Passei meses me preparando para essa consulta, fazendo tudo o que podia para melhorar o sucesso do meu próximo ciclo de congelamento de óvulos.

O médico entrou e começou o ultrassom. Eu estremeci, mordi meu lábio e respirei fundo cada vez que ele se movia; minhas entranhas estavam em chamas por causa da minha endometriose. Ele continuou se desculpando pela dor e eu disse a ele que estava tudo bem entre cada suspiro. Então veio a má notícia: eu não tinha folículos de óvulos suficientes para iniciar um ciclo. Meu coração afundou e um nó subiu instantaneamente na minha garganta enquanto eu tentava fortemente conter as lágrimas.

Quanto mais consultas com o médico eu fazia, mais eu percebia o quanto queria ter filhos um dia. E cada notícia ruim me deixava com tanto medo que eu nem teria a escolha de viver a vida que havia imaginado.

Saí do compromisso e caminhei pelas ruas de Midtown Manhattan, cercado por pessoas correndo para chegar onde precisavam estar. Eu entrei em transe. As lágrimas que enxuguei no consultório médico voltaram e escorreram pelo meu rosto. Ninguém pareceu notar, e por isso fiquei grato - senti que ninguém iria entender de qualquer maneira. Tentei expressar minhas emoções antes de entrar no escritório, porque não queria que meus colegas soubessem o que estava acontecendo em minha vida pessoal. Eu só queria me sentir normal. Eles nem sabiam que eu terminei com meu namorado de dois anos, e eu definitivamente não queria contar a eles sobre meus problemas de saúde.

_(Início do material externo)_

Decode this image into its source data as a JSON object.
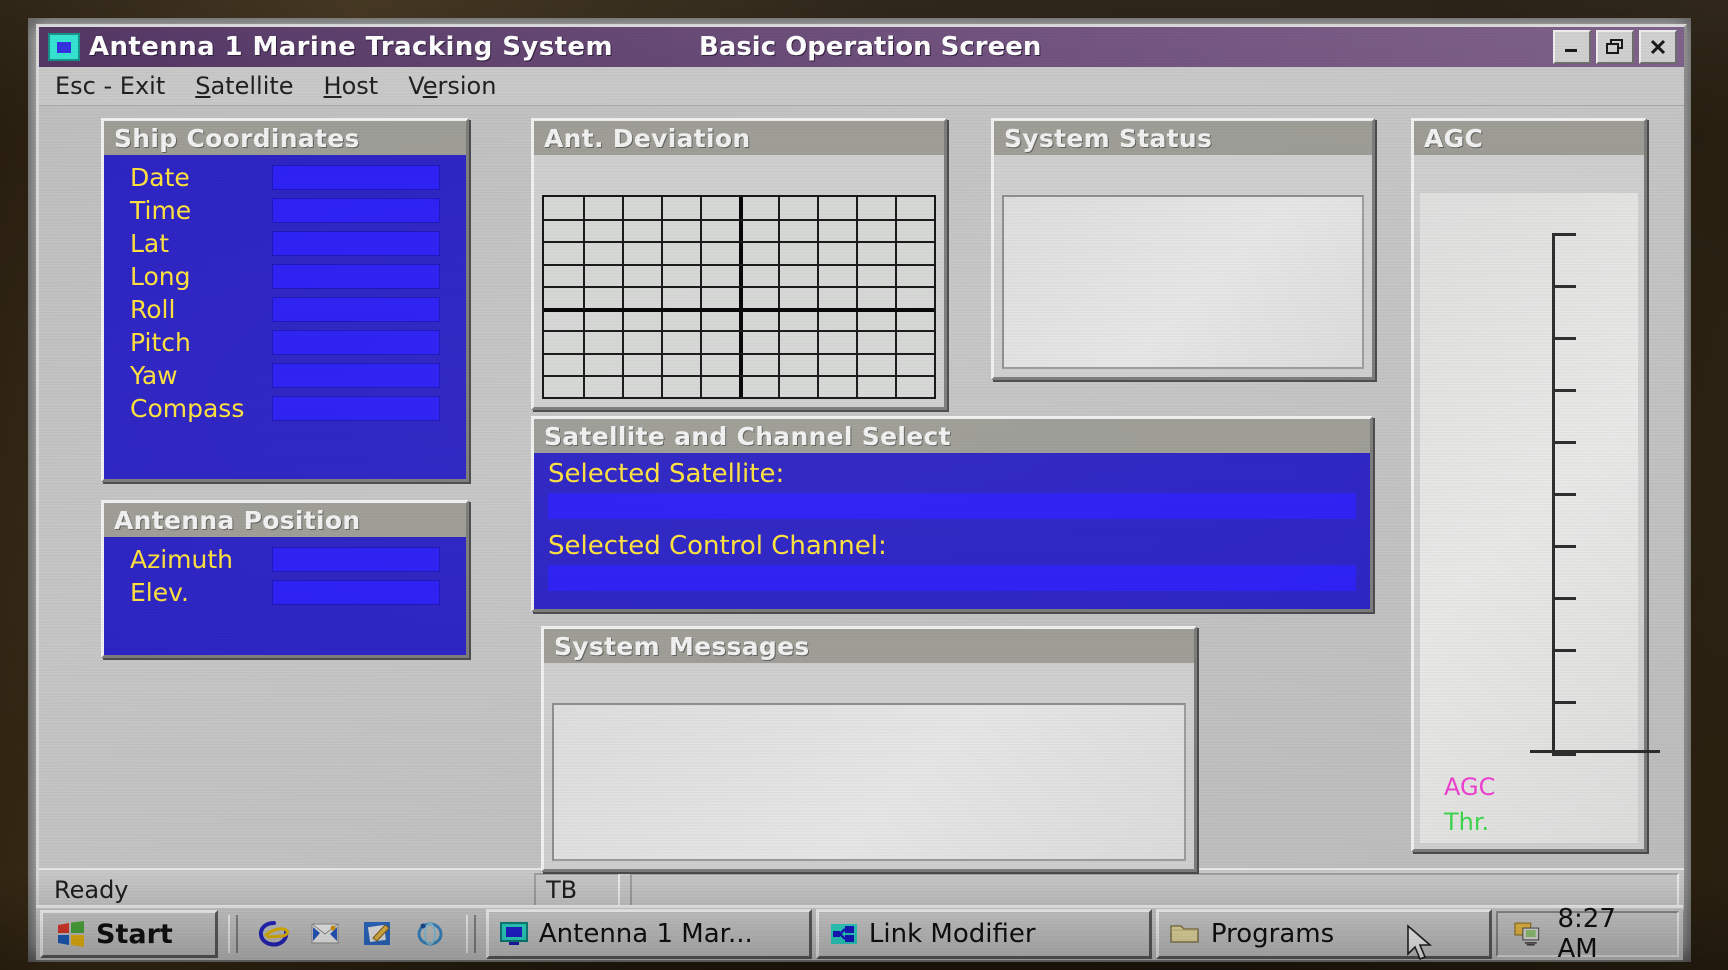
{
  "window": {
    "title": "Antenna 1 Marine Tracking System",
    "subtitle": "Basic Operation Screen",
    "icon": "monitor-icon",
    "controls": {
      "minimize": "–",
      "restore": "❐",
      "close": "✕"
    }
  },
  "menu": {
    "items": [
      {
        "label": "Esc - Exit",
        "accel": ""
      },
      {
        "label": "Satellite",
        "accel": "S"
      },
      {
        "label": "Host",
        "accel": "H"
      },
      {
        "label": "Version",
        "accel": "e"
      }
    ]
  },
  "panels": {
    "ship_coordinates": {
      "caption": "Ship Coordinates",
      "fields": [
        {
          "label": "Date",
          "value": ""
        },
        {
          "label": "Time",
          "value": ""
        },
        {
          "label": "Lat",
          "value": ""
        },
        {
          "label": "Long",
          "value": ""
        },
        {
          "label": "Roll",
          "value": ""
        },
        {
          "label": "Pitch",
          "value": ""
        },
        {
          "label": "Yaw",
          "value": ""
        },
        {
          "label": "Compass",
          "value": ""
        }
      ]
    },
    "antenna_position": {
      "caption": "Antenna Position",
      "fields": [
        {
          "label": "Azimuth",
          "value": ""
        },
        {
          "label": "Elev.",
          "value": ""
        }
      ]
    },
    "ant_deviation": {
      "caption": "Ant. Deviation",
      "grid": {
        "columns": 10,
        "rows": 9,
        "major_col": 5,
        "major_row": 5
      }
    },
    "system_status": {
      "caption": "System Status",
      "content": ""
    },
    "satellite_channel": {
      "caption": "Satellite and Channel Select",
      "satellite_label": "Selected Satellite:",
      "satellite_value": "",
      "channel_label": "Selected Control Channel:",
      "channel_value": ""
    },
    "system_messages": {
      "caption": "System Messages",
      "content": ""
    },
    "agc": {
      "caption": "AGC",
      "legend": [
        {
          "label": "AGC",
          "color": "#ee3fd0"
        },
        {
          "label": "Thr.",
          "color": "#3fd44f"
        }
      ],
      "tick_count": 10
    }
  },
  "statusbar": {
    "message": "Ready",
    "indicator": "TB",
    "extra": ""
  },
  "taskbar": {
    "start_label": "Start",
    "quick_launch": [
      {
        "name": "internet-explorer-icon"
      },
      {
        "name": "outlook-express-icon"
      },
      {
        "name": "notepad-icon"
      },
      {
        "name": "channels-icon"
      }
    ],
    "buttons": [
      {
        "label": "Antenna 1 Mar...",
        "icon": "monitor-icon",
        "active": true
      },
      {
        "label": "Link Modifier",
        "icon": "link-icon",
        "active": false
      },
      {
        "label": "Programs",
        "icon": "folder-icon",
        "active": false
      }
    ],
    "tray_icon": "network-icon",
    "clock": "8:27 AM"
  }
}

Eu disse a mim mesma para apenas superar isso - eu estar bem. Mas eu não tinha ideia do que estava por vir. Mas, para entender melhor isso, ajuda saber onde essa jornada começou.

Primeiros diagnósticos de endometriose

Em março de 2016, eu estava no chão do banheiro no trabalho, tentando encontrar uma posição que aliviasse um pouco da dor aguda e tortuosa que percorria meu corpo, mas nada melhorou. Eu estava chorando, estava difícil de respirar e eu tinha uma reunião em breve.

Eu senti que ia desmaiar de dor. Você pensaria que, nesse ponto baixo, eu teria percebido que a dor que vinha sentindo todos os meses por 11 anos não era normal - e que exigiria saber o que estava errado. Em vez disso, tomei seis Advil, como costumava fazer durante os primeiros quatro dias de cada período, e tentei continuar como se nada estivesse acontecendo.

Ao longo dos anos, os médicos e os mulheres na minha vida que menstruam são dolorosas e eu acabei de receber o remédio. Quando comecei a me tornar sexualmente ativo e o sexo era doloroso, fiz um ultrassom, me disseram que tudo parecia normal e que "você pode ser apenas uma daquelas pessoas que não gostam de sexo". Imagine como foi ouvir isso aos 21 anos. Ninguém tinha respostas para mim. (Relacionado: os médicos ignoraram meus sintomas por três anos antes de eu ser diagnosticado com linfoma de estágio 4)

Um mês após o episódio do chão do banheiro, comecei a sangrar e sangrar todos os dias durante um mês. Foi quando soube, com certeza, que algo estava errado. Foi então que os médicos começaram a me levar a sério. Depois de semanas fazendo testes e procurando respostas, finalmente recebi um telefonema. Por fim, a médica me deu um diagnóstico: ela disse que eu tinha endometriose muito avançada, estágio IV, e precisava de cirurgia o mais rápido possível. (Os estágios da endometriose são definidos por onde a doença cresce, e não pela gravidade dos sintomas; se ela crescer em áreas profundas e tiver aderências, é considerada estágio IV.)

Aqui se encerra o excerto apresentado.